Счастливо рассмеявшись, Александр вошёл в комнату вслед за женой и плотно закрыл за собой дверь.

Эпилог

«Она упала на пол – изящное маленькое создание,

способное нарушить равновесие,

повалились маленькие костяшки домино…

большие костяшки… огромные костяшки,

соединенные цепью неисчислимых лет,

составляющих Время».

(Р. Брэдбери «И грянул гром»)

В марте 1846 года Дмитрия Николаевича Гончарова, известного томского золотопромышленника и уважаемого мецената, неожиданно вызвали в полицейское управление. Запылённый с дороги жандарм, вежливо поздоровавшись, отдал ему пакет, скреплённый личной печатью графа Алексея Орлова, нового начальника Третьего отделения.

– Приказано передать вам… – Он замялся, но всё же добавил, глядя на высоко поднятый подбородок и разворот плеч Гончарова: – Ваше благородие.

Митя, волнуясь, тут же вскрыл пакет. На гербовой бумаге аккуратным почерком было написано:

«В связи с тем, что срок вашего наказания, а именно – двадцатилетней ссылки на поселение в Сибири, подходит к концу, спешу вас уведомить, что, с милостивого согласия государя императора нашего, с июля текущего года вы имеете право вернуться в Россию. Единственное ваше ограничение будет состоять в невозможности въезда в столицы и проживания там. С надеждой на ваше благоразумие, генерал Орлов».

«Ура!» – прошептал Гончаров под бдительным взглядом офицера, а вслух чопорно произнёс:

– Весьма признателен, ваше высокоблагородие, за добрую весть. Неужели вы преодолели такое расстояние лишь для того, чтобы порадовать меня?

– Нет, – хмыкнул жандарм. – Я привёз вам смену. На поселение, – и он вышел, не попрощавшись.

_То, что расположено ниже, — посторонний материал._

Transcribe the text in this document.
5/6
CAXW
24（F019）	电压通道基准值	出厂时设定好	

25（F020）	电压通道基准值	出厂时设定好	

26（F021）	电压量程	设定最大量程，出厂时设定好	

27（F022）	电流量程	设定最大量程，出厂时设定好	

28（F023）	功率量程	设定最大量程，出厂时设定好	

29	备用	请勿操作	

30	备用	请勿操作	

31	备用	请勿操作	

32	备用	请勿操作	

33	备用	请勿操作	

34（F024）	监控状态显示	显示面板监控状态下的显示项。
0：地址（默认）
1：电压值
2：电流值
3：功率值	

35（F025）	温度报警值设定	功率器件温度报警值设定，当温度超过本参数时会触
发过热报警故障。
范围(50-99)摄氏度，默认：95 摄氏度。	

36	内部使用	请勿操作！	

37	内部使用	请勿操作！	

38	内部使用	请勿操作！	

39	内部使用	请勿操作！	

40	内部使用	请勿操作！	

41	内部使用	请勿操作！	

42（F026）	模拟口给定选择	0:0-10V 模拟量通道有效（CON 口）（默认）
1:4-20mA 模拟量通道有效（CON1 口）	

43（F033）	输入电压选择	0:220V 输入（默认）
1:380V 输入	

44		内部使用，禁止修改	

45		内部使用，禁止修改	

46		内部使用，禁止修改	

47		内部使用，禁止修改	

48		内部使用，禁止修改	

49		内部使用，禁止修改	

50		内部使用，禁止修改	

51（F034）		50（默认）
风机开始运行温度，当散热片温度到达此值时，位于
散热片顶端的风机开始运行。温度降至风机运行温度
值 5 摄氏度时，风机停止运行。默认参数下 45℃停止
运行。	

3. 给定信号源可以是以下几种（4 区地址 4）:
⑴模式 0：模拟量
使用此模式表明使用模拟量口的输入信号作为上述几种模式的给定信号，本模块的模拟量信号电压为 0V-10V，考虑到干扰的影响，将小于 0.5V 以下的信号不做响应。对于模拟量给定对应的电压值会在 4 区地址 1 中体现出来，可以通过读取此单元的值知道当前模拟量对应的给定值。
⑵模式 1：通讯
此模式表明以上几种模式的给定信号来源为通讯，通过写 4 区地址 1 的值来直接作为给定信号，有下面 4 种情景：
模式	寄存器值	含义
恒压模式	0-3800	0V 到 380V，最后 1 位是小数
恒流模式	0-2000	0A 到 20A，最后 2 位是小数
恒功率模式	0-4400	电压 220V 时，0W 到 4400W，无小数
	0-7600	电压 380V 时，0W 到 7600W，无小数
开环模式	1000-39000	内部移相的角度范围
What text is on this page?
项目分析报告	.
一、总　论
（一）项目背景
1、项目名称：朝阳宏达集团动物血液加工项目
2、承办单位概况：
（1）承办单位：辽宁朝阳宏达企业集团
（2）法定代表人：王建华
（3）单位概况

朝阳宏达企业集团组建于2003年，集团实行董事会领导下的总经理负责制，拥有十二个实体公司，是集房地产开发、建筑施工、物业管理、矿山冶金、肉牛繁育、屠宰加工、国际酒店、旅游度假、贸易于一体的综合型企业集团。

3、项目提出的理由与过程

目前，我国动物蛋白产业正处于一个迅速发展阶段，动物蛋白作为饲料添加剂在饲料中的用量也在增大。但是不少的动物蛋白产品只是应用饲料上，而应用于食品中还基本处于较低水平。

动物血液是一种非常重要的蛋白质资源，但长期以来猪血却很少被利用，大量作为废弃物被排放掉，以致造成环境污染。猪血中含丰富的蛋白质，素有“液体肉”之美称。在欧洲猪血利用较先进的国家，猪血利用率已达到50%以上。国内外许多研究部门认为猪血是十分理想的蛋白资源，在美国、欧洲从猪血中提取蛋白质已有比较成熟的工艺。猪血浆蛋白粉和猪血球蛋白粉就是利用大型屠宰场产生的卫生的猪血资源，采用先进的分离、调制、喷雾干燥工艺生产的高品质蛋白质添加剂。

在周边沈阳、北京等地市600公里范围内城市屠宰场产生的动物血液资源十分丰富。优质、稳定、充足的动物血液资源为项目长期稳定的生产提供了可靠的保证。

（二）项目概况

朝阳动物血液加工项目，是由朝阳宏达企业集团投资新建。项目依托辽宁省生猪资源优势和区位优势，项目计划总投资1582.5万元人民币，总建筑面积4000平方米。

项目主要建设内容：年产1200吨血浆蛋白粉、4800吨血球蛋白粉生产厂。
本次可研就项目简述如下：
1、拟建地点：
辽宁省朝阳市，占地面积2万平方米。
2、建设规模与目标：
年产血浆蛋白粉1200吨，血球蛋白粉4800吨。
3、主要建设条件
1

Дмитрий же поспешил к жене. Теперь Гончаровы жили на Почтамтской улице, в огромном особняке, более подходившем их увеличившейся за эти годы семье, чем прежний домик, – у Лизы и Мити было пятеро детей. За домом располагался сад с беседкой и прудом, питаемым родниками, впрочем, в это время года довольно унылый. Напротив обосновался Асташев, его двухэтажный дом с колоннами не уступал жилищу Гончаровых. Иван Дмитриевич жил на широкую ногу и планировал со временем построить в усадьбе и флигель, и сад с оранжереей, а рядом – кафедральный собор. Впрочем, собор предполагался для общественного пользования. Асташев был счастливо женат, и хотя супруга держала его довольно строго, они дополняли друг друга как в семейной, так и в деловой жизни. Сын у них родился всего один, что давало Александре Асташевой большую свободу действий, чем её близкой приятельнице Лизе Гончаровой. С подачи своей Сашиньки, Иван Дмитриевич выстроил детский приют, и она там охотно занималась с ребятишками, а когда в прошлом году здание сгорело, Александра Павловна разместила десяток детей в своём собственном доме и заботилась о них, пока муж добывал золото на новый приют и прочую благотворительность. Асташев давно уже оставил государственную службу ради «золотой лихорадки», охватившей всю Томскую губернию. Фору перед другими искателями удачи на этом поприще ему давала старая дружба с Поповыми, а также сорок тысяч рублей, которые щедрый Федот подарил ему на начало золотопромышленной карьеры. Иван Дмитриевич нашёл новых партнёров и стал во главе собственной компании вместе с купцом Рязановым. Император Николай за личные трудовые заслуги Асташева даже пожаловал ему перстень с бриллиантом, а четыре года назад – и диплом на потомственное дворянство. В общем, Иван Дмитриевич жил прекрасно.

Жену Гончаров нашёл в библиотеке – она занималась со старшими девочками. Первенцу, Мите, шёл пятнадцатый год, и он посещал губернскую гимназию, а дочерей приходилось обучать дома – женская гимназия, заложенная на деньги Первой золотопромышленной компании, ещё строилась.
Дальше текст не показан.